Often, that meant learning that small, resource-strapped local governments lacked even some of the most basic cybersecurity policies, like installing antivirus software on their computers. She cited a school district that suffered two ransomware attacks in a three-week span because it didn’t have antivirus protection on its servers.
Rainosek said instances like that underscore the need for better communication between different levels of government and other parties that have a stake in cybersecurity.
“This is a problem that’s bigger than all of us, so as far as leadership, there’s a lot of people really interested in doing this. All of us working together and communicating together is what it’s going to take,” she said.
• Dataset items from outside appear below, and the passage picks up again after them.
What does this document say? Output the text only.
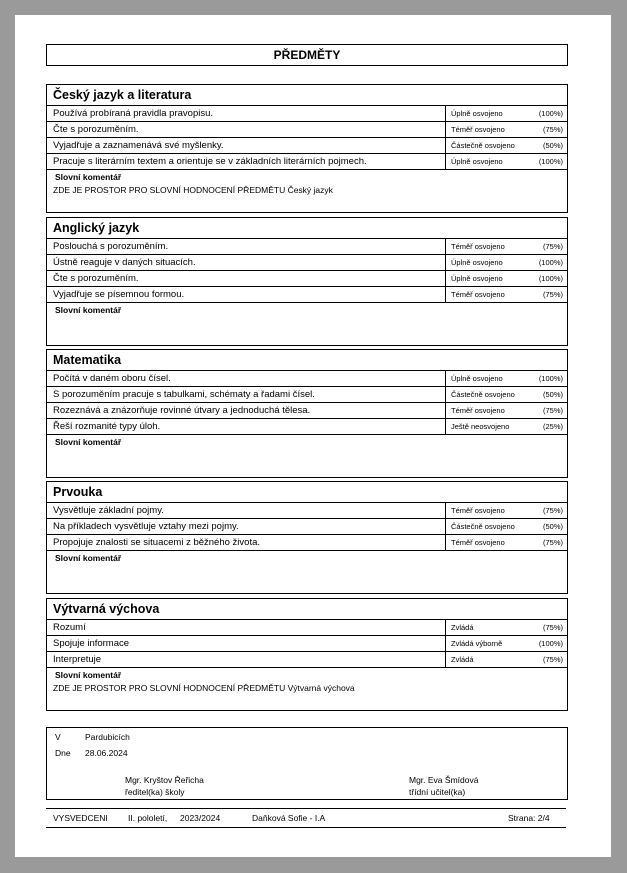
PŘEDMĚTY
Český jazyk a literatura
Používá probíraná pravidla pravopisu.	Úplně osvojeno	(100%)
Čte s porozuměním.	Téměř osvojeno	(75%)
Vyjadřuje a zaznamenává své myšlenky.	Částečně osvojeno	(50%)
Pracuje s literárním textem a orientuje se v základních literárních pojmech.	Úplně osvojeno	(100%)
Slovní komentář
ZDE JE PROSTOR PRO SLOVNÍ HODNOCENÍ PŘEDMĚTU Český jazyk
Anglický jazyk
Poslouchá s porozuměním.	Téměř osvojeno	(75%)
Ústně reaguje v daných situacích.	Úplně osvojeno	(100%)
Čte s porozuměním.	Úplně osvojeno	(100%)
Vyjadřuje se písemnou formou.	Téměř osvojeno	(75%)
Slovní komentář
Matematika
Počítá v daném oboru čísel.	Úplně osvojeno	(100%)
S porozuměním pracuje s tabulkami, schématy a řadami čísel.	Částečně osvojeno	(50%)
Rozeznává a znázorňuje rovinné útvary a jednoduchá tělesa.	Téměř osvojeno	(75%)
Řeší rozmanité typy úloh.	Ještě neosvojeno	(25%)
Slovní komentář
Prvouka
Vysvětluje základní pojmy.	Téměř osvojeno	(75%)
Na příkladech vysvětluje vztahy mezi pojmy.	Částečně osvojeno	(50%)
Propojuje znalosti se situacemi z běžného života.	Téměř osvojeno	(75%)
Slovní komentář
Výtvarná výchova
Rozumí	Zvládá	(75%)
Spojuje informace	Zvládá výborně	(100%)
Interpretuje	Zvládá	(75%)
Slovní komentář
ZDE JE PROSTOR PRO SLOVNÍ HODNOCENÍ PŘEDMĚTU Výtvarná výchova
V	Pardubicích
Dne 28.06.2024
Mgr. Kryštov Řeřicha
ředitel(ka) školy
Mgr. Eva Šmídová
třídní učitel(ka)
VYSVEDCENI II. pololetí, 2023/2024	Daňková Sofie - I.A	Strana: 2/4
Rick Driggers, the deputy assistant director for cybersecurity at the U.S. Cybersecurity and Infrastructure Security Agency, said the same culture of cooperation between different stakeholders in providing physical security to critical infrastructure hasn’t fully permeated cybersecurity.
“We all have a role to play in cybersecurity,” he said. “Sharing information broadly, especially in an anonymous way, lifts the cybersecurity posture of everyone.”
Gradually, though, state governments are getting there, Watson said.
“Most states, most CISOs that I’ve talked to, have at least some form of council or sharing group that help them connect to their local business, local stakeholders,” he said. “Sharing begets sharing.”